L’espace public n’est pas un urinoir

En France, l’épanchement de vessie sur la voie publique est un phénomène répandu. Les individus qui urinent dans la rue contribuent à polluer l’espace urbain. Est-ce par manque de respect de la voie publique ? Ou par manque d’accès aux sanitaires ?

L’espace public n’est pas un urinoir

Uriner sur la voie publique : une pratique interdite !

Uriner sur la voie publique est une infraction répréhensible par la loi et passible d’une amende de 35 euros minimum.
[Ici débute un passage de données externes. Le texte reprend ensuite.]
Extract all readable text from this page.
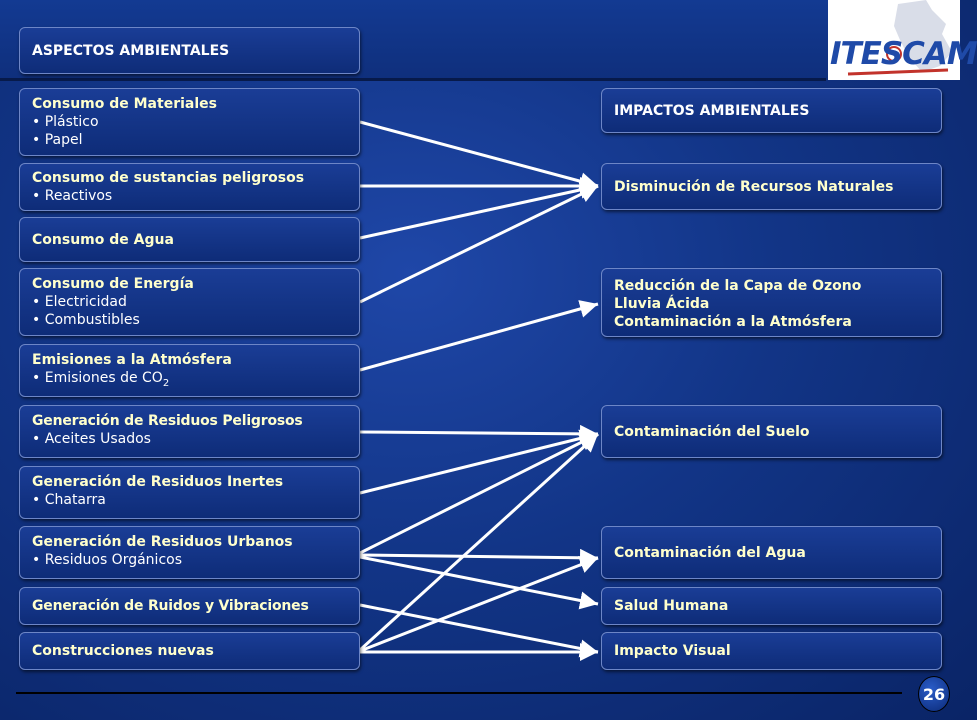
ITESCAM
ASPECTOS AMBIENTALES
Consumo de Materiales
• Plástico
• Papel
Consumo de sustancias peligrosos
• Reactivos
Consumo de Agua
Consumo de Energía
• Electricidad
• Combustibles
Emisiones a la Atmósfera
• Emisiones de $CO_2$
Generación de Residuos Peligrosos
• Aceites Usados
Generación de Residuos Inertes
• Chatarra
Generación de Residuos Urbanos
• Residuos Orgánicos
Generación de Ruidos y Vibraciones
Construcciones nuevas
IMPACTOS AMBIENTALES
Disminución de Recursos Naturales
Reducción de la Capa de Ozono
Lluvia Ácida
Contaminación a la Atmósfera
Contaminación del Suelo
Contaminación del Agua
Salud Humana
Impacto Visual
26
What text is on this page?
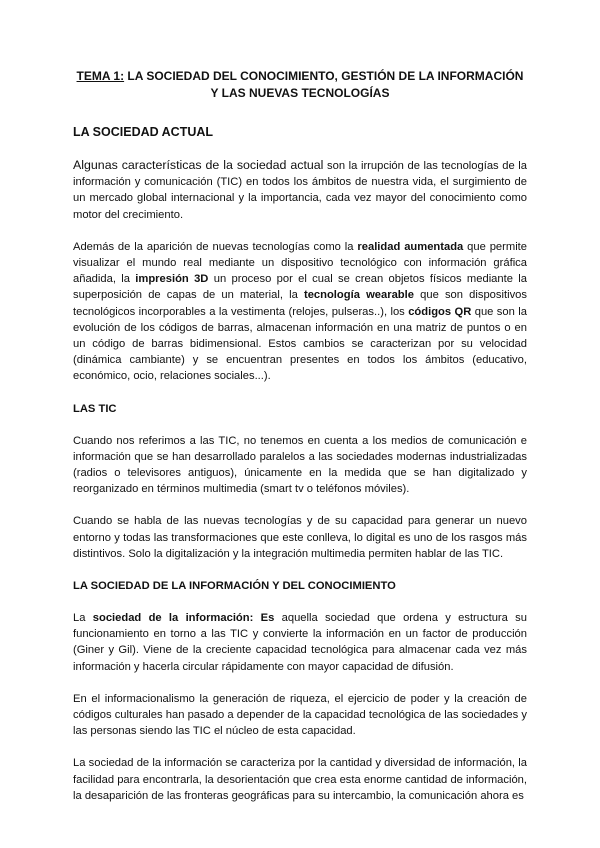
TEMA 1: LA SOCIEDAD DEL CONOCIMIENTO, GESTIÓN DE LA INFORMACIÓN
Y LAS NUEVAS TECNOLOGÍAS
LA SOCIEDAD ACTUAL

Algunas características de la sociedad actual son la irrupción de las tecnologías de la información y comunicación (TIC) en todos los ámbitos de nuestra vida, el surgimiento de un mercado global internacional y la importancia, cada vez mayor del conocimiento como motor del crecimiento.

Además de la aparición de nuevas tecnologías como la realidad aumentada que permite visualizar el mundo real mediante un dispositivo tecnológico con información gráfica añadida, la impresión 3D un proceso por el cual se crean objetos físicos mediante la superposición de capas de un material, la tecnología wearable que son dispositivos tecnológicos incorporables a la vestimenta (relojes, pulseras..), los códigos QR que son la evolución de los códigos de barras, almacenan información en una matriz de puntos o en un código de barras bidimensional. Estos cambios se caracterizan por su velocidad (dinámica cambiante) y se encuentran presentes en todos los ámbitos (educativo, económico, ocio, relaciones sociales...).

LAS TIC

Cuando nos referimos a las TIC, no tenemos en cuenta a los medios de comunicación e información que se han desarrollado paralelos a las sociedades modernas industrializadas (radios o televisores antiguos), únicamente en la medida que se han digitalizado y reorganizado en términos multimedia (smart tv o teléfonos móviles).

Cuando se habla de las nuevas tecnologías y de su capacidad para generar un nuevo entorno y todas las transformaciones que este conlleva, lo digital es uno de los rasgos más distintivos. Solo la digitalización y la integración multimedia permiten hablar de las TIC.

LA SOCIEDAD DE LA INFORMACIÓN Y DEL CONOCIMIENTO

La sociedad de la información: Es aquella sociedad que ordena y estructura su funcionamiento en torno a las TIC y convierte la información en un factor de producción (Giner y Gil). Viene de la creciente capacidad tecnológica para almacenar cada vez más información y hacerla circular rápidamente con mayor capacidad de difusión.

En el informacionalismo la generación de riqueza, el ejercicio de poder y la creación de códigos culturales han pasado a depender de la capacidad tecnológica de las sociedades y las personas siendo las TIC el núcleo de esta capacidad.

La sociedad de la información se caracteriza por la cantidad y diversidad de información, la facilidad para encontrarla, la desorientación que crea esta enorme cantidad de información, la desaparición de las fronteras geográficas para su intercambio, la comunicación ahora es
L’article R632-1 du Code pénal prévoit que le fait de déverser des « déjections corporelles » en lieu public ou privé, y compris uriner sur la voie publique, est prohibé.

La répréhension de ce comportement est avant tout une question de respect des autres et de l’environnement urbain. Cependant, la répréhension de ce comportement n’est pas suffisante pour que la population réagisse: les sanctions sont trop légères et peu nombreuses pour alerter la population.
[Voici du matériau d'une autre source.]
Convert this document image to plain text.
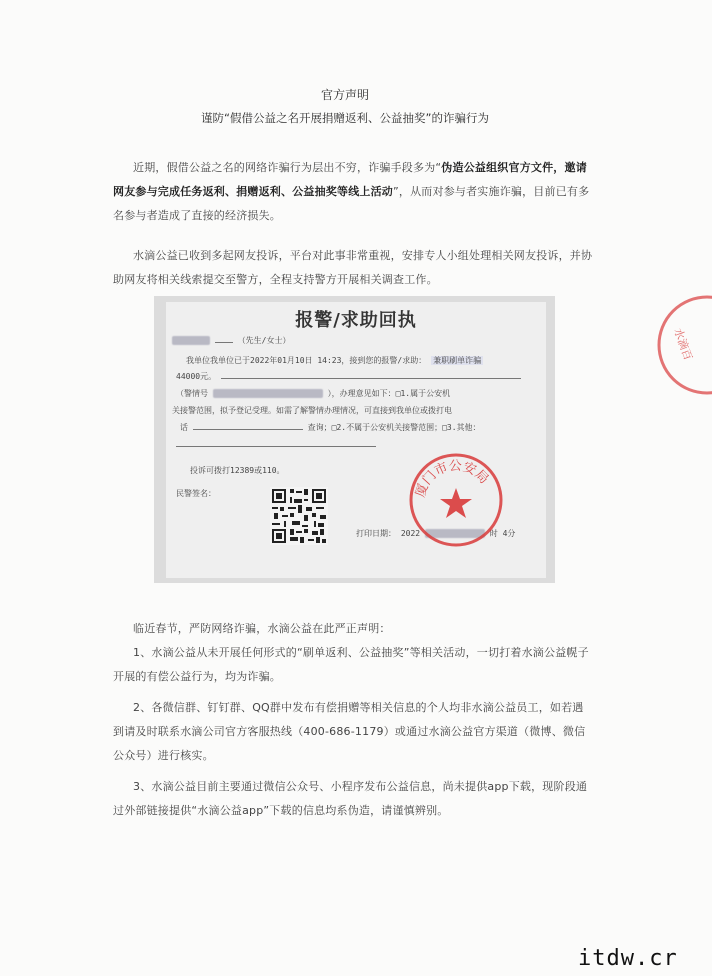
官方声明
谨防“假借公益之名开展捐赠返利、公益抽奖”的诈骗行为
近期，假借公益之名的网络诈骗行为层出不穷，诈骗手段多为“伪造公益组织官方文件，邀请网友参与完成任务返利、捐赠返利、公益抽奖等线上活动”，从而对参与者实施诈骗，目前已有多名参与者造成了直接的经济损失。
水滴公益已收到多起网友投诉，平台对此事非常重视，安排专人小组处理相关网友投诉，并协助网友将相关线索提交至警方，全程支持警方开展相关调查工作。
报警/求助回执
（先生/女士）
我单位我单位已于2022年01月10日 14:23，接到您的报警/求助： 兼职刷单诈骗
44000元。
（警情号	），办理意见如下：□1.属于公安机
关接警范围，拟予登记受理。如需了解警情办理情况，可直接到我单位或拨打电
话	查询；□2.不属于公安机关接警范围；□3.其他：
投诉可拨打12389或110。
民警签名：
打印日期： 2022	时 4分
厦门市公安局
临近春节，严防网络诈骗，水滴公益在此严正声明：
1、水滴公益从未开展任何形式的“刷单返利、公益抽奖”等相关活动，一切打着水滴公益幌子开展的有偿公益行为，均为诈骗。
2、各微信群、钉钉群、QQ群中发布有偿捐赠等相关信息的个人均非水滴公益员工，如若遇到请及时联系水滴公司官方客服热线（400-686-1179）或通过水滴公益官方渠道（微博、微信公众号）进行核实。
3、水滴公益目前主要通过微信公众号、小程序发布公益信息，尚未提供app下载，现阶段通过外部链接提供“水滴公益app”下载的信息均系伪造，请谨慎辨别。
水滴百
itdw.cr
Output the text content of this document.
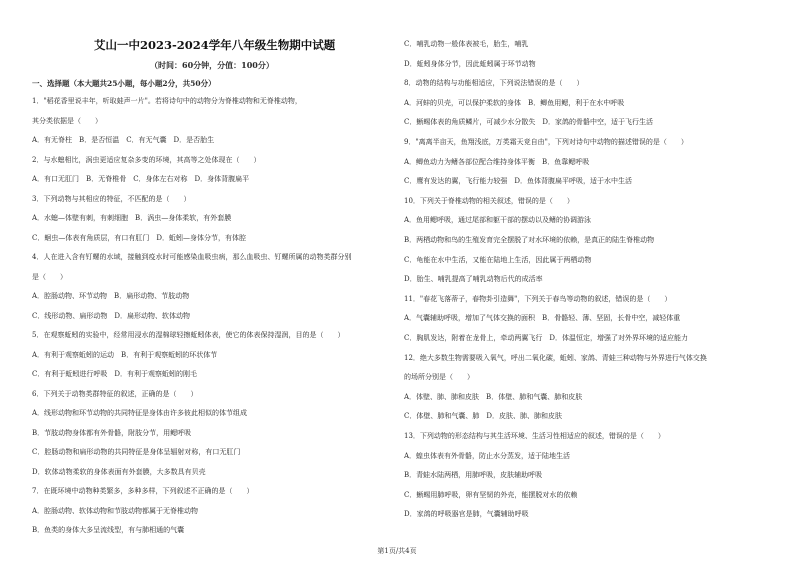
艾山一中2023-2024学年八年级生物期中试题
（时间：60分钟，分值：100分）
一、选择题（本大题共25小题，每小题2分，共50分）
1．"稻花香里说丰年，听取蛙声一片"。若将诗句中的动物分为脊椎动物和无脊椎动物，
其分类依据是（　　）
A．有无脊柱　B．是否恒温　C．有无气囊　D．是否胎生
2．与水螅相比，涡虫更适应复杂多变的环境，其高等之处体现在（　　）
A．有口无肛门　B．无脊椎骨　C．身体左右对称　D．身体背腹扁平
3．下列动物与其相应的特征，不匹配的是（　　）
A．水螅—体壁有刺，有刺细胞　B．涡虫—身体柔软，有外套膜
C．蛔虫—体表有角质层，有口有肛门　D．蚯蚓—身体分节，有体腔
4．人在进入含有钉螺的水域，接触到疫水时可能感染血吸虫病，那么血吸虫、钉螺所属的动物类群分别
是（　　）
A．腔肠动物、环节动物　B．扁形动物、节肢动物
C．线形动物、扁形动物　D．扁形动物、软体动物
5．在观察蚯蚓的实验中，经常用浸水的湿棉球轻擦蚯蚓体表，使它的体表保持湿润，目的是（　　）
A．有利于观察蚯蚓的运动　B．有利于观察蚯蚓的环状体节
C．有利于蚯蚓进行呼吸　D．有利于观察蚯蚓的刚毛
6．下列关于动物类群特征的叙述，正确的是（　　）
A．线形动物和环节动物的共同特征是身体由许多彼此相似的体节组成
B．节肢动物身体都有外骨骼，附肢分节，用鳃呼吸
C．腔肠动物和扁形动物的共同特征是身体呈辐射对称，有口无肛门
D．软体动物柔软的身体表面有外套膜，大多数具有贝壳
7．在既环境中动物种类繁多，多种多样，下列叙述不正确的是（　　）
A．腔肠动物、软体动物和节肢动物都属于无脊椎动物
B．鱼类的身体大多呈流线型，有与肺相通的气囊
C．哺乳动物一般体表被毛，胎生，哺乳
D．蚯蚓身体分节，因此蚯蚓属于环节动物
8．动物的结构与功能相适应，下列说法错误的是（　　）
A．河蚌的贝壳，可以保护柔软的身体　B．鲫鱼用鳃，利于在水中呼吸
C．蜥蜴体表的角质鳞片，可减少水分散失　D．家鸽的骨骼中空，适于飞行生活
9．"离离半亩天，鱼翔浅底，万类霜天竞自由"，下列对诗句中动物的描述错误的是（　　）
A．鲫鱼动力为鳍各部位配合维持身体平衡　B．鱼靠鳃呼吸
C．鹰有发达的翼，飞行能力较强　D．鱼体背腹扁平呼吸，适于水中生活
10．下列关于脊椎动物的相关叙述，错误的是（　　）
A．鱼用鳃呼吸，通过尾部和躯干部的摆动以及鳍的协调游泳
B．两栖动物和鸟的生殖发育完全摆脱了对水环境的依赖，是真正的陆生脊椎动物
C．龟能在水中生活，又能在陆地上生活，因此属于两栖动物
D．胎生、哺乳提高了哺乳动物后代的成活率
11．"春花飞落蒂子，春物卦引造舞"，下列关于春鸟等动物的叙述，错误的是（　　）
A．气囊辅助呼吸，增加了气体交换的面积　B．骨骼轻、薄、坚固，长骨中空，减轻体重
C．胸肌发达，附着在龙骨上，牵动两翼飞行　D．体温恒定，增强了对外界环境的适应能力
12．绝大多数生物需要吸入氧气，呼出二氧化碳，蚯蚓、家鸽、青蛙三种动物与外界进行气体交换
的场所分别是（　　）
A．体壁、肺、肺和皮肤　B．体壁、肺和气囊、肺和皮肤
C．体壁、肺和气囊、肺　D．皮肤、肺、肺和皮肤
13．下列动物的形态结构与其生活环境、生活习性相适应的叙述，错误的是（　　）
A．蝗虫体表有外骨骼，防止水分蒸发，适于陆地生活
B．青蛙水陆两栖，用肺呼吸，皮肤辅助呼吸
C．蜥蜴用肺呼吸，卵有坚韧的外壳，能摆脱对水的依赖
D．家鸽的呼吸器官是肺，气囊辅助呼吸
第1页/共4页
La solution simple et efficace: des sanitaires publics

En dehors de leur comportement, si tant d’individus urinent sur la voie publique, n’est-ce pas à cause du mauvais accès aux sanitaires publics ?

Le projet d'implanter plus de toilettes publiques est le bienvenu pour soulager les usagers, qui en ont assez de côtoyer des espaces urbains pleins d’urine. C'est donc toute une population d'administrés qui profite de la présence des sanitaires publics.

Si les répréhensions ne suffisent pas à empêcher des individus à uriner sur la voie, le comportement doit changer d’une autre manière : il faut les inciter à utiliser les toilettes urbaines en demandant aux villes et leurs élus d'en implanter le plus grand nombre possible à intervalles réguliers.